Good fences make good neighbors, it is true.  But only if they’re ten feet high.

Mending Wall
by Robert Frost
Something there is that doesn’t love a wall,
That sends the frozen-ground-swell under it
And spills the upper boulders in the sun,
And makes gaps even two can pass abreast.
The work of hunters is another thing:
I have come after them and made repair
Where they have left not one stone on a stone,
But they would have the rabbit out of hiding,
To please the yelping dogs. The gaps I mean,
No one has seen them made or heard them made,
But at spring mending-time we find them there.
I let my neighbor know beyond the hill;
And on a day we meet to walk the line
And set the wall between us once again.
We keep the wall between us as we go.
To each the boulders that have fallen to each.

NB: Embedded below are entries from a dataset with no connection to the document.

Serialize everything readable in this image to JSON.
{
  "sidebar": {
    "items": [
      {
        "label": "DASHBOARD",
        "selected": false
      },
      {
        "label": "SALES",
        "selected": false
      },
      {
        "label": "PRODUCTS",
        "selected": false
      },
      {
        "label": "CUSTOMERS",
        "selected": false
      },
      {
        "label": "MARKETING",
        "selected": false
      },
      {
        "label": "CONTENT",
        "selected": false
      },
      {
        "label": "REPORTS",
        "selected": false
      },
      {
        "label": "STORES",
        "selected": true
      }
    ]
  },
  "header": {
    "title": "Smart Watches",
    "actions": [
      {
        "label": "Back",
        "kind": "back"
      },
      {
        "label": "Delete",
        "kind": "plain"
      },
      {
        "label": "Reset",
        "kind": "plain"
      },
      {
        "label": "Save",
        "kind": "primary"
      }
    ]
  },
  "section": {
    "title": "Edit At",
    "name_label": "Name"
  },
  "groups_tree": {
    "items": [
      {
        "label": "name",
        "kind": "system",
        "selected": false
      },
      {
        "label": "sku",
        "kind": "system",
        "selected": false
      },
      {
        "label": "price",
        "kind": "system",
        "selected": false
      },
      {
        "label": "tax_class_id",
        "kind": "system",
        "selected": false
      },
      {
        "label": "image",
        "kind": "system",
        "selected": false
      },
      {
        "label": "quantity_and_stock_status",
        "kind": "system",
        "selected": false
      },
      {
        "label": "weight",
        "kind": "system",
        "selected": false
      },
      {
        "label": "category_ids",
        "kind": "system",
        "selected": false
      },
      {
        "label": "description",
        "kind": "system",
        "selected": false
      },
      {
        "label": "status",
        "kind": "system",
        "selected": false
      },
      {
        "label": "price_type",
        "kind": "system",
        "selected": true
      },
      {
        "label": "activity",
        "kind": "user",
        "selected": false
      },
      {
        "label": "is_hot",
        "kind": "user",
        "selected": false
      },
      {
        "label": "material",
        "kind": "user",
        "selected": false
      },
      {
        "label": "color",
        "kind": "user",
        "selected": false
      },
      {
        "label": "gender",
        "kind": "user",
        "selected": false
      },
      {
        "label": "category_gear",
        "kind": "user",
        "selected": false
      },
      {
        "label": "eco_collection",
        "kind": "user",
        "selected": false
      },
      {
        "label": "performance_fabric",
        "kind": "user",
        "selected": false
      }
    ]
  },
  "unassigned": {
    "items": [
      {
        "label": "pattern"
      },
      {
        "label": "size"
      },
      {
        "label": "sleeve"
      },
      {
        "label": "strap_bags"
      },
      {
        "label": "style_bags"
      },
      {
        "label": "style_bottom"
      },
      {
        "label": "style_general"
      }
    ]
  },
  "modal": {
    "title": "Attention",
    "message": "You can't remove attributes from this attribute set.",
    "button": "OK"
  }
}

And some are loaves and some so nearly balls
We have to use a spell to make them balance:
‘Stay where you are until our backs are turned!’
We wear our fingers rough with handling them.
Oh, just another kind of outdoor game,
One on a side. It comes to little more:
There where it is we do not need the wall:
He is all pine and I am apple orchard.
My apple trees will never get across
And eat the cones under his pines, I tell him.
He only says, “Good fences make good neighbors”.
Spring is the mischief in me, and I wonder
If I could put a notion in his head:
Why do they make good neighbors? Isn’t it
Where there are cows? But here there are no cows.
Before I built a wall I’d ask to know
What I was walling in or walling out,
And to whom I was like to give offense.
Something there is that doesn’t love a wall,
That wants it down.” I could say “Elves” to him,
But it’s not elves exactly, and I’d rather
He said it for himself. I see him there,
Bringing a stone grasped firmly by the top
In each hand, like an old-stone savage armed.
He moves in darkness as it seems to me,
Not of woods only and the shade of trees.
He will not go behind his father’s saying,
And he likes having thought of it so well
He says again, “Good fences make good neighbors.”